In fact, the argument can be made that the second season is pivotal for college coaches looking to redirect programs. (Because, let's be honest, if there was a coaching change, nine times out of 10, it was because things were not working.)

Look at Saban and Kirby and even Scott Frost at UCF or Urban Meyer at Florida did in Year 2 of the overhaul. Heck look at what Tom Herman accomplished last fall at Texas.

This story from CBSSports.com Chip Patterson lists a several coaches facing a very important second season in terms of redirection and in a lot of ways of building confidence within the building, the fan base and the recruiting trail. 

Two jumped off the page of the seven coaches facing year two in my view. (And that's with all apologies to Willie Taggert, who may have the hottest second-year seat in America.)

The first was Chip Kelly, who has gone from arguably the hottest name (other than Nick Saban) in college football to staring at the very real possibility that if this does not work — and work sooner rather than later — at UCLA, is Kelly done?

The other name was Jeremy Pruitt, the UT coach entering his second season in Knoxville.

No, I do not think his seat is hot. The last decade of turmoil in the 865 gives him more security than Kelly and certainly way more than Taggert.

While Patterson's premise — that coaches who are tough on their team, like Pruitt is, raise the emotional stakes — seems rather flimsy. 

Still the simple truth for Pruitt and a slew of other second-year or hot-seat coaches in this league is that standing still in the SEC — and SEC with an improved Kentucky, a Vandy team that has grabbed control of the in-state rivalry and has UGA and Alabama perched among the top-five in the country for the foreseeable future — is failing.
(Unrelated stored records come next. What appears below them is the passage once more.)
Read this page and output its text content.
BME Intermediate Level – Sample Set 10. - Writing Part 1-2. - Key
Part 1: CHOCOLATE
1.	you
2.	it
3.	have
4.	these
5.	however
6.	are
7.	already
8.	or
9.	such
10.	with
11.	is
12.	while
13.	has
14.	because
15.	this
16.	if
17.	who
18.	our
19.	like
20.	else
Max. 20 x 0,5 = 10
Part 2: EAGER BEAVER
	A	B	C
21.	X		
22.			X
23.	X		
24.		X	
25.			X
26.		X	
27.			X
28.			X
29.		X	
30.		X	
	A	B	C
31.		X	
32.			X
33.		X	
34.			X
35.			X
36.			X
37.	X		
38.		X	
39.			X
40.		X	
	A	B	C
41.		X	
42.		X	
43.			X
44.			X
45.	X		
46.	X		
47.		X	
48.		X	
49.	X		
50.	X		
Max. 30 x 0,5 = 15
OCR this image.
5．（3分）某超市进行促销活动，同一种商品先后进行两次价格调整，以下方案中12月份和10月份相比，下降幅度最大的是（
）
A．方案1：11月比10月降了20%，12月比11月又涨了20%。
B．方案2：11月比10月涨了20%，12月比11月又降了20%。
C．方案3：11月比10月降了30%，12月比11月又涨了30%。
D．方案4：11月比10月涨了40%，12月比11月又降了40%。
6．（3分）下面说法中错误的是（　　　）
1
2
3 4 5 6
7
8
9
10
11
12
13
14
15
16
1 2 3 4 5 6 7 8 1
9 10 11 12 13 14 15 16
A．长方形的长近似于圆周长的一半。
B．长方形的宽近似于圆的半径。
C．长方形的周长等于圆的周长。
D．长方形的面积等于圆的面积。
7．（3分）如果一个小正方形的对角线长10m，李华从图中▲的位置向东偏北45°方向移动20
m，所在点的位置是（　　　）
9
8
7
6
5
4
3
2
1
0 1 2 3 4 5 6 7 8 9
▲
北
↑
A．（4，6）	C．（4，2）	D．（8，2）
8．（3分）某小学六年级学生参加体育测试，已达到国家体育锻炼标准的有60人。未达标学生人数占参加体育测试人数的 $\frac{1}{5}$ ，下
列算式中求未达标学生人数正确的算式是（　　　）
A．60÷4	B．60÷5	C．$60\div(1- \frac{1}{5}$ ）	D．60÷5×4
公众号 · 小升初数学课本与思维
And success has to be tangible and real — no champions of life or five-star hearts will topple those champions on the field and five-star talents the rest of the league is going to continue to attract.  



This and that

— Serena Williams won twice at Wimbledon on Tuesday, advancing to the semifinals in singles and carrying Andy Murray in a very entertaining mixed-doubles win.

— Sad news: Rip Torn, who was the producer on the excellent and perpetually underrated Larry Sanders Show and Patches in Dodgeball, has died. Torn was 88.
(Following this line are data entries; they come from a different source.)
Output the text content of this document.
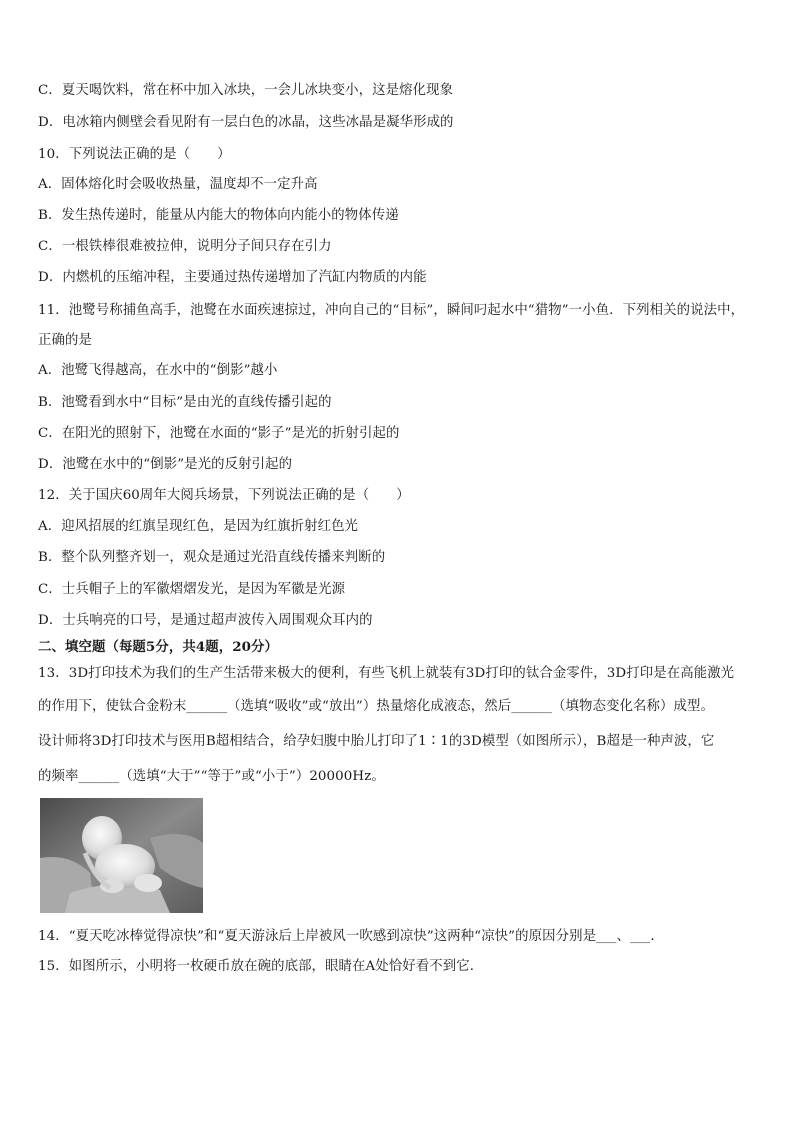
C．夏天喝饮料，常在杯中加入冰块，一会儿冰块变小，这是熔化现象
D．电冰箱内侧壁会看见附有一层白色的冰晶，这些冰晶是凝华形成的
10．下列说法正确的是（　　）
A．固体熔化时会吸收热量，温度却不一定升高
B．发生热传递时，能量从内能大的物体向内能小的物体传递
C．一根铁棒很难被拉伸，说明分子间只存在引力
D．内燃机的压缩冲程，主要通过热传递增加了汽缸内物质的内能
11．池鹭号称捕鱼高手，池鹭在水面疾速掠过，冲向自己的“目标”，瞬间叼起水中“猎物”一小鱼．下列相关的说法中，
正确的是
A．池鹭飞得越高，在水中的“倒影”越小
B．池鹭看到水中“目标”是由光的直线传播引起的
C．在阳光的照射下，池鹭在水面的“影子”是光的折射引起的
D．池鹭在水中的“倒影”是光的反射引起的
12．关于国庆60周年大阅兵场景，下列说法正确的是（　　）
A．迎风招展的红旗呈现红色，是因为红旗折射红色光
B．整个队列整齐划一，观众是通过光沿直线传播来判断的
C．士兵帽子上的军徽熠熠发光，是因为军徽是光源
D．士兵响亮的口号，是通过超声波传入周围观众耳内的
二、填空题（每题5分，共4题，20分）
13．3D打印技术为我们的生产生活带来极大的便利，有些飞机上就装有3D打印的钛合金零件，3D打印是在高能激光
的作用下，使钛合金粉末______（选填“吸收”或“放出”）热量熔化成液态，然后______（填物态变化名称）成型。
设计师将3D打印技术与医用B超相结合，给孕妇腹中胎儿打印了1∶1的3D模型（如图所示），B超是一种声波，它
的频率______（选填“大于”“等于”或“小于”）20000Hz。
14．“夏天吃冰棒觉得凉快”和“夏天游泳后上岸被风一吹感到凉快”这两种“凉快”的原因分别是___、___．
15．如图所示，小明将一枚硬币放在碗的底部，眼睛在A处恰好看不到它．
— Megan Rapinoe made the rounds on the talk shows. She and the rest of the U.S. women's national team will have a ticker-tape parade today in NYC then jet to L.A. for the Espys. They have earned the praise and the celebrations. That said, Rapine's quote about being happy to go to D.C. and talk to anyone who "believes in the same things we believe in" seems short-sighted, no? If she wants to be an engine of change, wouldn't it be more productive to go and talk to the people who have different beliefs? That's my thought anyway.
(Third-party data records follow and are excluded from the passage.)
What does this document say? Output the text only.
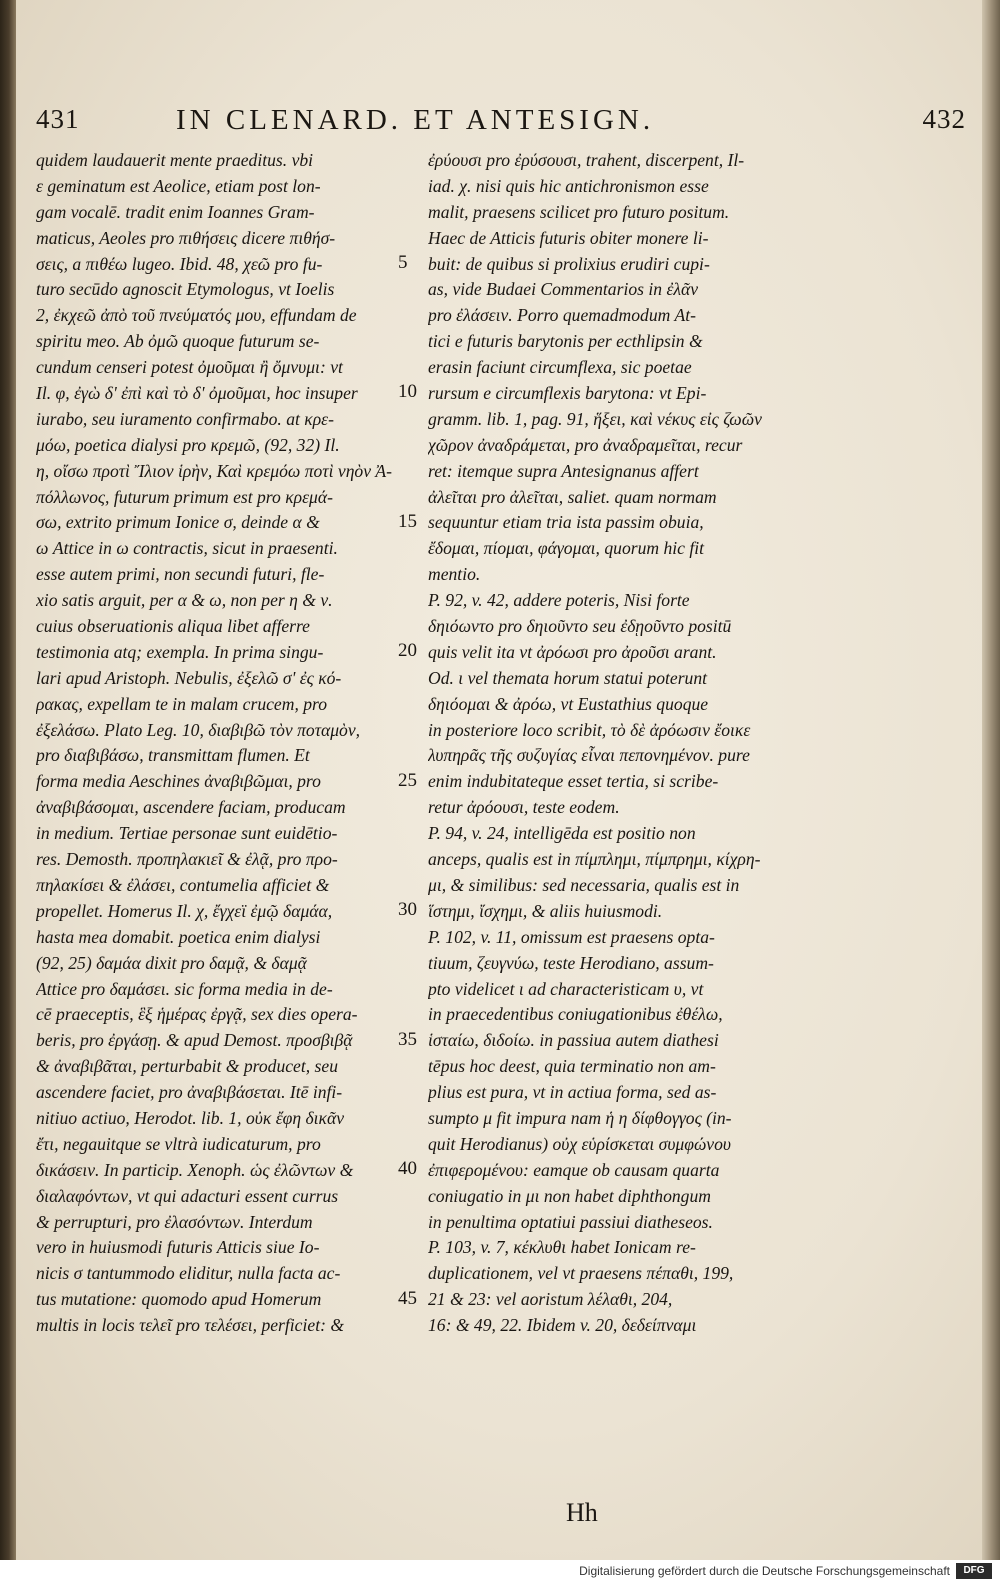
431	IN CLENARD. ET ANTESIGN.	432
quidem laudauerit mente praeditus. vbi
ε geminatum est Aeolice, etiam post lon-
gam vocalē. tradit enim Ioannes Gram-
maticus, Aeoles pro πιθήσεις dicere πιθήσ-
σεις, a πιθέω lugeo. Ibid. 48, χεῶ pro fu-
turo secūdo agnoscit Etymologus, vt Ioelis
2, ἐκχεῶ ἀπὸ τοῦ πνεύματός μου, effundam de
spiritu meo. Ab ὀμῶ quoque futurum se-
cundum censeri potest ὀμοῦμαι ἢ ὄμνυμι: vt
Il. φ, ἐγὼ δ' ἐπὶ καὶ τὸ δ' ὀμοῦμαι, hoc insuper
iurabo, seu iuramento confirmabo. at κρε-
μόω, poetica dialysi pro κρεμῶ, (92, 32) Il.
η, οἴσω προτὶ Ἴλιον ἱρὴν, Καὶ κρεμόω ποτὶ νηὸν Ἀ-
πόλλωνος, futurum primum est pro κρεμά-
σω, extrito primum Ionice σ, deinde α &
ω Attice in ω contractis, sicut in praesenti.
esse autem primi, non secundi futuri, fle-
xio satis arguit, per α & ω, non per η & ν.
cuius obseruationis aliqua libet afferre
testimonia atq; exempla. In prima singu-
lari apud Aristoph. Nebulis, ἐξελῶ σ' ἐς κό-
ρακας, expellam te in malam crucem, pro
ἐξελάσω. Plato Leg. 10, διαβιβῶ τὸν ποταμὸν,
pro διαβιβάσω, transmittam flumen. Et
forma media Aeschines ἀναβιβῶμαι, pro
ἀναβιβάσομαι, ascendere faciam, producam
in medium. Tertiae personae sunt euidētio-
res. Demosth. προπηλακιεῖ & ἐλᾷ, pro προ-
πηλακίσει & ἐλάσει, contumelia afficiet &
propellet. Homerus Il. χ, ἔγχεϊ ἐμῷ δαμάα,
hasta mea domabit. poetica enim dialysi
(92, 25) δαμάα dixit pro δαμᾷ, & δαμᾷ
Attice pro δαμάσει. sic forma media in de-
cē praeceptis, ἓξ ἡμέρας ἐργᾷ, sex dies opera-
beris, pro ἐργάσῃ. & apud Demost. προσβιβᾷ
& ἀναβιβᾶται, perturbabit & producet, seu
ascendere faciet, pro ἀναβιβάσεται. Itē infi-
nitiuo actiuo, Herodot. lib. 1, οὐκ ἔφη δικᾶν
ἔτι, negauitque se vltrà iudicaturum, pro
δικάσειν. In particip. Xenoph. ὡς ἐλῶντων &
διαλαφόντων, vt qui adacturi essent currus
& perrupturi, pro ἐλασόντων. Interdum
vero in huiusmodi futuris Atticis siue Io-
nicis σ tantummodo eliditur, nulla facta ac-
tus mutatione: quomodo apud Homerum
multis in locis τελεῖ pro τελέσει, perficiet: &
5
10
15
20
25
30
35
40
45
ἐρύουσι pro ἐρύσουσι, trahent, discerpent, Il-
iad. χ. nisi quis hic antichronismon esse
malit, praesens scilicet pro futuro positum.
Haec de Atticis futuris obiter monere li-
buit: de quibus si prolixius erudiri cupi-
as, vide Budaei Commentarios in ἐλᾶν
pro ἐλάσειν. Porro quemadmodum At-
tici e futuris barytonis per ecthlipsin &
erasin faciunt circumflexa, sic poetae
rursum e circumflexis barytona: vt Epi-
gramm. lib. 1, pag. 91, ἥξει, καὶ νέκυς εἰς ζωῶν
χῶρον ἀναδράμεται, pro ἀναδραμεῖται, recur
ret: itemque supra Antesignanus affert
ἀλεῖται pro ἀλεῖται, saliet. quam normam
sequuntur etiam tria ista passim obuia,
ἔδομαι, πίομαι, φάγομαι, quorum hic fit
mentio.
P. 92, v. 42, addere poteris, Nisi forte
δηιόωντο pro δηιοῦντο seu ἐδῃοῦντο positū
quis velit ita vt ἀρόωσι pro ἀροῦσι arant.
Od. ι vel themata horum statui poterunt
δηιόομαι & ἀρόω, vt Eustathius quoque
in posteriore loco scribit, τὸ δὲ ἀρόωσιν ἔοικε
λυπηρᾶς τῆς συζυγίας εἶναι πεπονημένον. pure
enim indubitateque esset tertia, si scribe-
retur ἀρόουσι, teste eodem.
P. 94, v. 24, intelligēda est positio non
anceps, qualis est in πίμπλημι, πίμπρημι, κίχρη-
μι, & similibus: sed necessaria, qualis est in
ἵστημι, ἴσχημι, & aliis huiusmodi.
P. 102, v. 11, omissum est praesens opta-
tiuum, ζευγνύω, teste Herodiano, assum-
pto videlicet ι ad characteristicam υ, vt
in praecedentibus coniugationibus ἐθέλω,
ἱσταίω, διδοίω. in passiua autem diathesi
tēpus hoc deest, quia terminatio non am-
plius est pura, vt in actiua forma, sed as-
sumpto μ fit impura nam ἡ η δίφθογγος (in-
quit Herodianus) οὐχ εὑρίσκεται συμφώνου
ἐπιφερομένου: eamque ob causam quarta
coniugatio in μι non habet diphthongum
in penultima optatiui passiui diatheseos.
P. 103, v. 7, κέκλυθι habet Ionicam re-
duplicationem, vel vt praesens πέπαθι, 199,
21 & 23: vel aoristum λέλαθι, 204,
16: & 49, 22. Ibidem v. 20, δεδείπναμι
Hh
Digitalisierung gefördert durch die Deutsche Forschungsgemeinschaft	DFG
— TFP ace sports columnist Mark Wiedmer connected on a long home run on today's column about the 50-year anniversary of the Lakeside 12-year-olds winning the Dixie Youth World Series. 


Today's question

Which way Wednesday will start this way:

Through six months and 10 days of 2019, which would you make the favorite to be the 2019 SI sportsperson of the year, Tiger Woods or Megan Rapinoe?

In honor of Rip Torn, which TV sitcom sidekick is your personal favorite.

As for today, July 10, well, let's explore.

Hey Urban Meyer is 55 today. Yes, I thought he was older than that too.

Arthur Ashe would have been 76 today.

On this day in 1913, the record 134 degree temperature in Death Valley was recorded.

Let's do a Rushmore of 'hot' and be creative.